Electric flux related to perpendicular suf?

[hermtm2]

Electric flux related to perpendicular suf?

Hello.

This is my first in here.
I am studying on Physics electricity and magnetism.
While I am reading the concept of electric flux, the textbook repeatly mention about "perpendicular to the surface" . Why is the perpendicular surface important?

Here is the one of the paragraph from the book.

"For a sphere centered on the point charge Q, the flux is just this product pi=EA=Q/e0, as introduced in the expression for Coulmb's law above. This expressition pi is correct in this case because the electric field at the surface is always perpendicular to the surface and its magnitude is the same at all points on the surface."

Thanks.

 

[Bob S]

If your sphere is a conductor, then there is no electric field parallel to the surface.

 

[Born2bwire]

That's really just the definition of flux, the integral over a surface of the vector quantity that is normal to the surface. It is a measure of flow through a surface area. If the flow is parallel to a surface, then there is no flow through the surface, illustrated by the fact that the normal component is zero.

 

[Thevanquished]

electric field lines is ALWAYS perpendicular to the surface it hits and also does not cross one another. Thats just a fact

 

[espen180]

electric field lines is ALWAYS perpendicular to the surface it hits and also does not cross one another. Thats just a fact

You are right in that field lines (or surfaces) never intersect, at least in conservative fields, as that would violate the conservation of energy.

Still, electric field lines need not be perpendicular with every surface. I think you are talking about $$\int \vec{E}\cdot \vec{dl}=0$$ at the surface of any conductor.
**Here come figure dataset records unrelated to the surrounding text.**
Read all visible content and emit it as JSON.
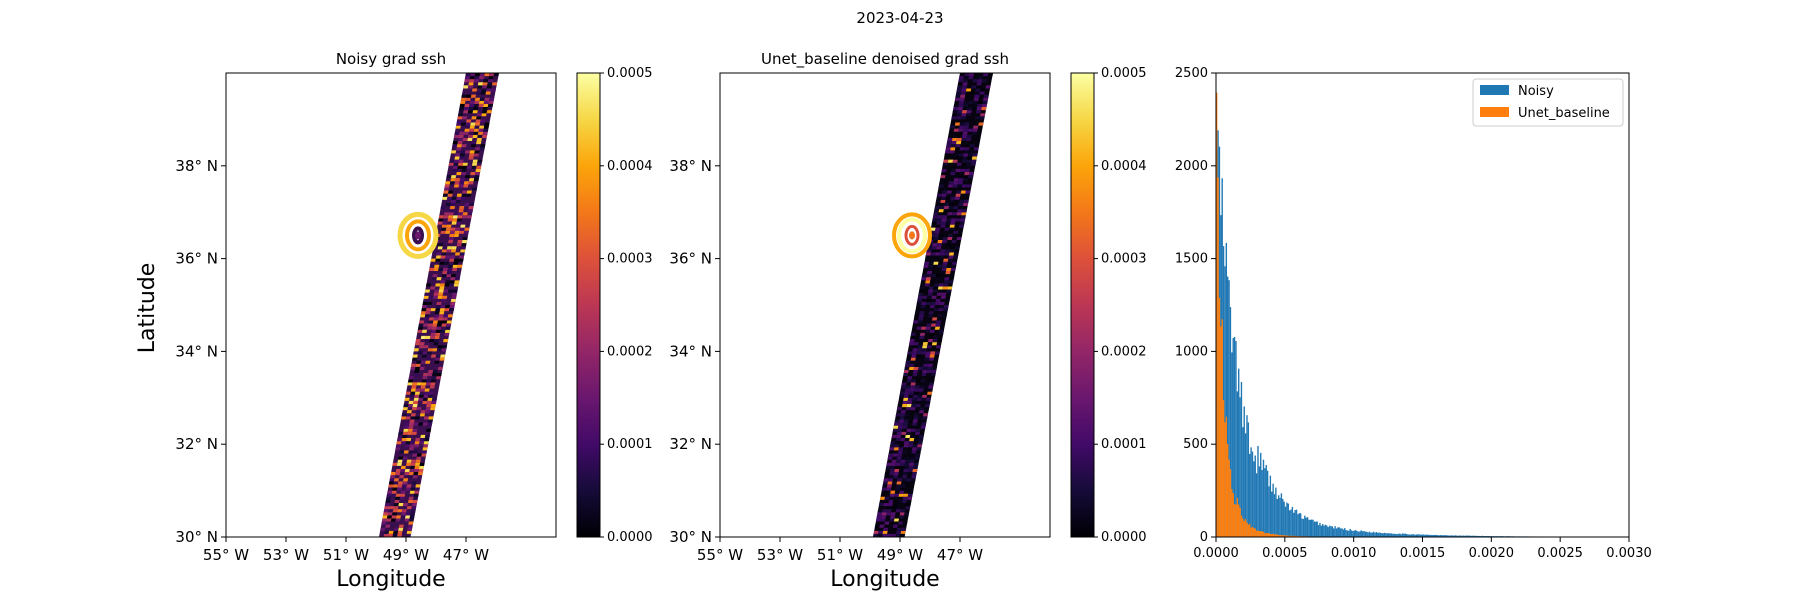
{
  "figure": {
    "suptitle": "2023-04-23"
  },
  "colors": {
    "noisy": "#1f77b4",
    "unet": "#ff7f0e"
  },
  "chart_data": [
    {
      "type": "heatmap",
      "title": "Noisy grad ssh",
      "xlabel": "Longitude",
      "ylabel": "Latitude",
      "xticks": [
        "55° W",
        "53° W",
        "51° W",
        "49° W",
        "47° W"
      ],
      "yticks": [
        "30° N",
        "32° N",
        "34° N",
        "36° N",
        "38° N"
      ],
      "xlim": [
        -55,
        -44
      ],
      "ylim": [
        30,
        40
      ],
      "swath": {
        "bottom_lon": [
          -49.9,
          -48.85
        ],
        "top_lon": [
          -47.0,
          -45.9
        ]
      },
      "eddy": {
        "lon": -48.6,
        "lat": 36.5
      },
      "colormap": "inferno",
      "colorbar": {
        "range": [
          0,
          0.0005
        ],
        "ticks": [
          "0.0000",
          "0.0001",
          "0.0002",
          "0.0003",
          "0.0004",
          "0.0005"
        ]
      }
    },
    {
      "type": "heatmap",
      "title": "Unet_baseline denoised grad ssh",
      "xlabel": "Longitude",
      "ylabel": "",
      "xticks": [
        "55° W",
        "53° W",
        "51° W",
        "49° W",
        "47° W"
      ],
      "yticks": [
        "30° N",
        "32° N",
        "34° N",
        "36° N",
        "38° N"
      ],
      "xlim": [
        -55,
        -44
      ],
      "ylim": [
        30,
        40
      ],
      "swath": {
        "bottom_lon": [
          -49.9,
          -48.85
        ],
        "top_lon": [
          -47.0,
          -45.9
        ]
      },
      "eddy": {
        "lon": -48.6,
        "lat": 36.5
      },
      "colormap": "inferno",
      "colorbar": {
        "range": [
          0,
          0.0005
        ],
        "ticks": [
          "0.0000",
          "0.0001",
          "0.0002",
          "0.0003",
          "0.0004",
          "0.0005"
        ]
      }
    },
    {
      "type": "bar",
      "subtype": "histogram",
      "title": "",
      "xlabel": "",
      "ylabel": "",
      "xlim": [
        0,
        0.003
      ],
      "ylim": [
        0,
        2500
      ],
      "xticks": [
        "0.0000",
        "0.0005",
        "0.0010",
        "0.0015",
        "0.0020",
        "0.0025",
        "0.0030"
      ],
      "yticks": [
        "0",
        "500",
        "1000",
        "1500",
        "2000",
        "2500"
      ],
      "legend_position": "top-right",
      "bin_width": 1e-05,
      "series": [
        {
          "name": "Noisy",
          "peak": 2250,
          "decay": 0.000165,
          "tail_start": 0.0003,
          "tail_amp": 220,
          "tail_decay": 0.00055
        },
        {
          "name": "Unet_baseline",
          "peak": 2330,
          "decay": 5.5e-05,
          "tail_start": 0.00015,
          "tail_amp": 120,
          "tail_decay": 0.00018
        }
      ]
    }
  ]
}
Indeed the electric field lines are perpendicular to all conducting surfaces, which simply means that conductor surfaces are equipotential surfaces.

 

[dx]

The component of the flow which is parallel to the surface does not contribute to the flux (because it is along the surface), so the flux depends only on the perpendicular component of the flow.

 

[Thevanquished]

You are right in that field lines (or surfaces) never intersect, at least in conservative fields, as that would violate the conservation of energy.

Still, electric field lines need not be perpendicular with every surface. I think you are talking about $$\int \vec{E}\cdot \vec{dl}=0$$ at the surface of any conductor. Indeed the electric field lines are perpendicular to all conducting surfaces, which simply means that conductor surfaces are equipotential surfaces.

haha yea forgot that it was only for conductors cause questions usually deal with conductors. thanks for the correction though, point noted

 

[RohansK]

The electric or magnetic field essentially associates a force experienced by a point charge or a magnetic substance placed in the field. This strength is called the flux.

Rather the force experienced is the outcome or result or what we can call a manifestation of the exsistence of any such field.

And any force experienced is the maximum only when it acts Normal or Perpendicular to a surface. And the force exerted by the field can be defined only for the maximum intensity of it for a given charge producing the field.

And as mentioned earlier this can happen only when the force is Perpendicular ie inturn the flux being Normal to the surface on which it acts.

Thus the field is always perpendicular to the surface.

 

[dx]

Nonsense, RohansK. The field is in general not perpendicular to a gaussian surface. It is only true in special situations, like the one in the OP where the surface is a sphere centered on a charge.

 

[Doc Al]

While I am reading the concept of electric flux, the textbook repeatly mention about "perpendicular to the surface" . Why is the perpendicular surface important?

In special situations of high symmetry (like the one referenced in that quoted paragraph) the electric field is perpendicular to the Gaussian surface and has the same magnitude everywhere on the surface. That makes it easy to compute the total flux through that surface in terms of the electric field and thus use Gauss's law to solve for the electric field.

 

[mikelepore]

In special situations of high symmetry (like the one referenced in that quoted paragraph) the electric field is perpendicular to the Gaussian surface and has the same magnitude everywhere on the surface. That makes it easy to compute the total flux through that surface in terms of the electric field and thus use Gauss's law to solve for the electric field.

When you say "high symmetry" you must mean a point charge or a spherical distribution. If you put a Gaussian surface around a line distribution or sheet distrubution it will be necessary for the closed surface to have some segments where the electric field is parallel and not perpendicular.

 

[Doc Al]

When you say "high symmetry" you must mean a point charge or a spherical distribution. If you put a Gaussian surface around a line distribution or sheet distrubution it will be necessary for the closed surface to have some segments where the electric field is parallel and not perpendicular.

I didn't want to go off into those details in answering the OP's question, but you are of course correct. You need enough symmetry to make the flux easy to calculate. That will happen when the field is perpendicular or parallel to the surface. (It's real easy to calculate the flux contribution when the field is parallel to the surface--it's zero.)

 

[espen180]

This is the reason why carefully choosing your gaussian suface is important. Choosing the wrong surface, where high symmetry does not occur, might render the task of calculating the flux near impossible (or at least extremely laborious).